Search code examples
javaamazon-s3mime-typescompressed-files

Find out MIME Type of compressed files downloaded from S3 for Java


A client is supposed to upload a compressed file into an S3 folder. Then the compressed file is downloaded and decompressed to perform various operations on its contained files. Originally we told our client to compress its files into a ZIP file, but this proved too difficult for our client. Instead it submitted a RAR file with ZIP extension... how clever. For obvious reasons one can't decompress a RAR file using a ZIP decompressing algorithm.

So, I'm looking for a way to find out the file type of the S3 downloaded files given that I'm working on a Java project with Amazon's SDK on a Linux OS. I'll take care of how to decompress the file depending on the obtained file type.

I've looked at many stack overflow questions, like this one, but none seem 100% effective just by looking at them (and its comments).

What would be the best approach to find out the compressed file's type?


Solution

  • TL;DR;

    When one uploads a file to Amazon S3 programatically, one could specify the object's Content-Type. If one specifies none, as @Michael-bot clarifies, the value assigned by default will be binary/octet-stream. Or if one decides to upload the file through Amazon S3's GUI, the file gets its Content-Type from its file extension (sadly, not its contents). If you can trust whoever uploaded the file to set the Content-Type correctly, go ahead and look at the ObjectMetadata, but if you can't (like me), you would need another solution.

    So, if you are looking for a solution that works on the most common file compression types, Files.probeContentType, Apache Tika and SimpleMagic seem to be acceptable solutions.

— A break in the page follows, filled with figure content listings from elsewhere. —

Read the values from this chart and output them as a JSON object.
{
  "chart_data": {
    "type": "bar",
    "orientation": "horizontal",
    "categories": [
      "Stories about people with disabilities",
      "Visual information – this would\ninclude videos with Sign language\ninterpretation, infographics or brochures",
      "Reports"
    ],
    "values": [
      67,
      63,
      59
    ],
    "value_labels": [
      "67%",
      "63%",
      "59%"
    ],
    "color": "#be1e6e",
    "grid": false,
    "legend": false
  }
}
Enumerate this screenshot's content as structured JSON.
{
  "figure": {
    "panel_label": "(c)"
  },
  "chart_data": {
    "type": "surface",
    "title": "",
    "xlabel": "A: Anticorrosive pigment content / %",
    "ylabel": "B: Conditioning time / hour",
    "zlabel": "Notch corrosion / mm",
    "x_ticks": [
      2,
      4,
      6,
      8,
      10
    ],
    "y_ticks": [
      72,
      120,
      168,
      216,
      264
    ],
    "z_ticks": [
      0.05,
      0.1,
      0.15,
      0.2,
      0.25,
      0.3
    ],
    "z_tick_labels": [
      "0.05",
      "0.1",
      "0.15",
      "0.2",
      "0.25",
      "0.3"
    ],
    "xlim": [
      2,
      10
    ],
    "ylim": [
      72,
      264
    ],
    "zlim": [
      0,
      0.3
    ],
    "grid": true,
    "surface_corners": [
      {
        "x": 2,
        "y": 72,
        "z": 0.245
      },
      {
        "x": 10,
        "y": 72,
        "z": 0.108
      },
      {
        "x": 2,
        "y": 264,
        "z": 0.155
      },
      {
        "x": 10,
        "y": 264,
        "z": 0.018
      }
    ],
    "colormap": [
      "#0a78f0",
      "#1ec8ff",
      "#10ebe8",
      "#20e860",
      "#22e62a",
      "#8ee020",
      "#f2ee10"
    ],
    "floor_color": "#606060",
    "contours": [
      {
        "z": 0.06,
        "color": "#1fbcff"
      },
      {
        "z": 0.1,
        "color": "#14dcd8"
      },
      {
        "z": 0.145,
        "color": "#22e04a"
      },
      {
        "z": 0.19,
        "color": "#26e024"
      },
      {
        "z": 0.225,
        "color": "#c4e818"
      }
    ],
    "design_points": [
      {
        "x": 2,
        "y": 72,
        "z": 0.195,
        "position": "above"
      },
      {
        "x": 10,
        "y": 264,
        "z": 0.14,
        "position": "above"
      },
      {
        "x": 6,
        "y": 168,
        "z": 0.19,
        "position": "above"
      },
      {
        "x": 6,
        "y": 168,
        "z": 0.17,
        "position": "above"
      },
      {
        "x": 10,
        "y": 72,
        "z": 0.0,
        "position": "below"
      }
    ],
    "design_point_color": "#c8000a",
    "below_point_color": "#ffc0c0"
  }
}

    In the end I chose Files.probeContentType as it required no extra libraries and works just fine on a Linux machine (as long as the file doesn't have the wrong extension, for which there is a workaround: remove the file extension and let it do its magic).


    The Test Setup

    At first one would think that the response object when downloading the file from Amazon's S3 includes the file type. And it does contain this information, but the problem arises when the extension of the file doesn't match its contents.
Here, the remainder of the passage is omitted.